Igor Martin Pinheiro estava preso preventivamente desde 17 de junho

relogio min de leitura | Escrito por Redação | 26 de agosto de 2021 - 16:32
O caso gerou um intenso debate sobre racismo nas redes sociais
O caso gerou um intenso debate sobre racismo nas redes sociais -

A Justiça do Rio de Janeiro condenou o jovem Igor Martin Pinheiro, de 22 anos, a 16 meses e dez dias de multa pelo furto qualificado da bicicleta elétrica da estudante Mariana Spinelli. A bicicleta, que estava estacionada na frente de um shopping no Leblon, foi roubada por Igor, que já tinha outras passagens pelo mesmo crime. O caso do roubo da bicicleta gerou um intenso debate sobre racismo nas redes sociais e na televisão. O motivo é que, assim que se deu conta que sua bicicleta havia sido roubada, Mariana e o namorado, Tomás Oliveira, ambos brancos, acusaram o professor de surfe Matheus Nunes Ribeiro, um jovem negro de 22 anos, de furto, por ele estar portando uma bicicleta de modelo parecido perto do shopping.

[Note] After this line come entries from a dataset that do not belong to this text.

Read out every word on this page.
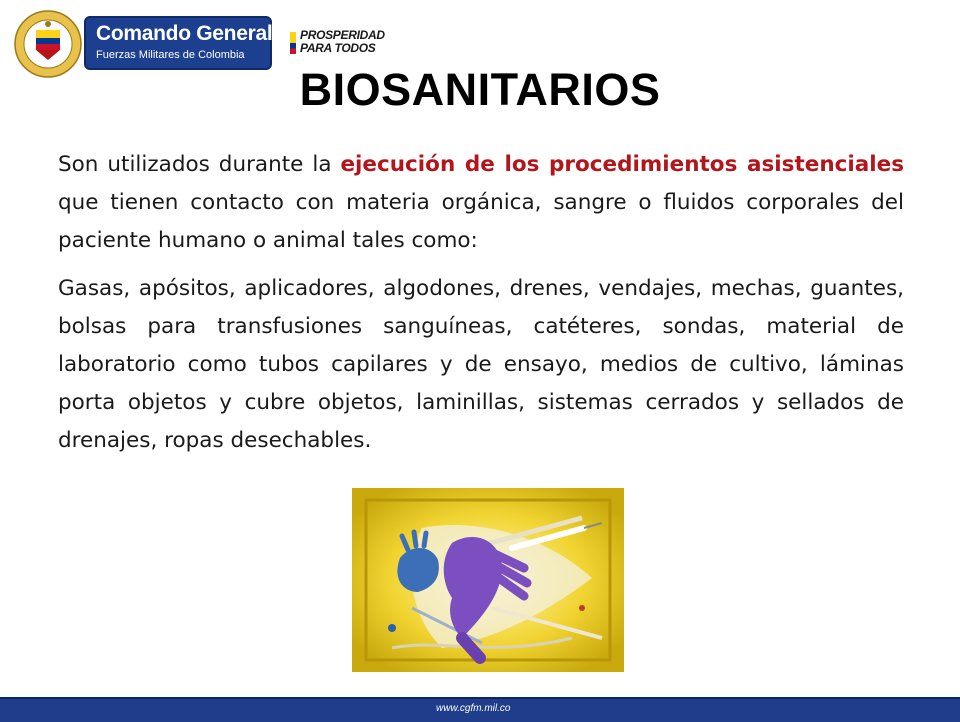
Comando General
Fuerzas Militares de Colombia
PROSPERIDAD
PARA TODOS
BIOSANITARIOS

Son utilizados durante la ejecución de los procedimientos asistenciales que tienen contacto con materia orgánica, sangre o fluidos corporales del paciente humano o animal tales como:

Gasas, apósitos, aplicadores, algodones, drenes, vendajes, mechas, guantes, bolsas para transfusiones sanguíneas, catéteres, sondas, material de laboratorio como tubos capilares y de ensayo, medios de cultivo, láminas porta objetos y cubre objetos, laminillas, sistemas cerrados y sellados de drenajes, ropas desechables.

www.cgfm.mil.co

Na ocasião, Matheus mostrou ao casal fotos antigas com a bicicleta e filmou parte da discussão, em que acusava o casal de racismo por conta da abordagem. Dias depois, imagens de segurança mostraram que não foi Matheus quem furtou a bicicleta, mas Igor Martin Pinheiro, um homem branco com histórico de furtos parecidos. 

A decisão pela prisão do jovem é da juíza Alessandra de Araújo Bilac Moreira Pinto, da 40ª Vara Criminal da Capital do Tribunal de Justiça do Estado do Rio de Janeiro (TJ-RJ). A magistrada fixa o semiaberto como regime inicial para cumprimento de pena. Igor não poderá substituir a pena privativa de liberdade por restrições de direitos por ser reincidente. De acordo com o TJ-RJ, ele será transferido para uma unidade com o sistema compatível ao semiaberto em até 72h.

A punição foi estabelecida após uma audiência de instrução e julgamento realizada na última quarta-feira (25). Na audiência, o acusado permaneceu calado durante todo o interrogatório. Além dele, também foram ouvidos Mariana Spinelli, Tomás Oliveira e o policial civil Thomas Jardim.

O acusado estava preso preventivamente desde 17 de junho. Segundo a Justiça, ele é “conhecido por praticar diversos furtos no bairro, vendendo os bens objeto dos delitos em sites na internet mediante o mesmo modus operandi”. Igor possui 28 anotações criminais, 14 delas por furto a bicicletas em seu Relatório de Vida Pregressa (RVP).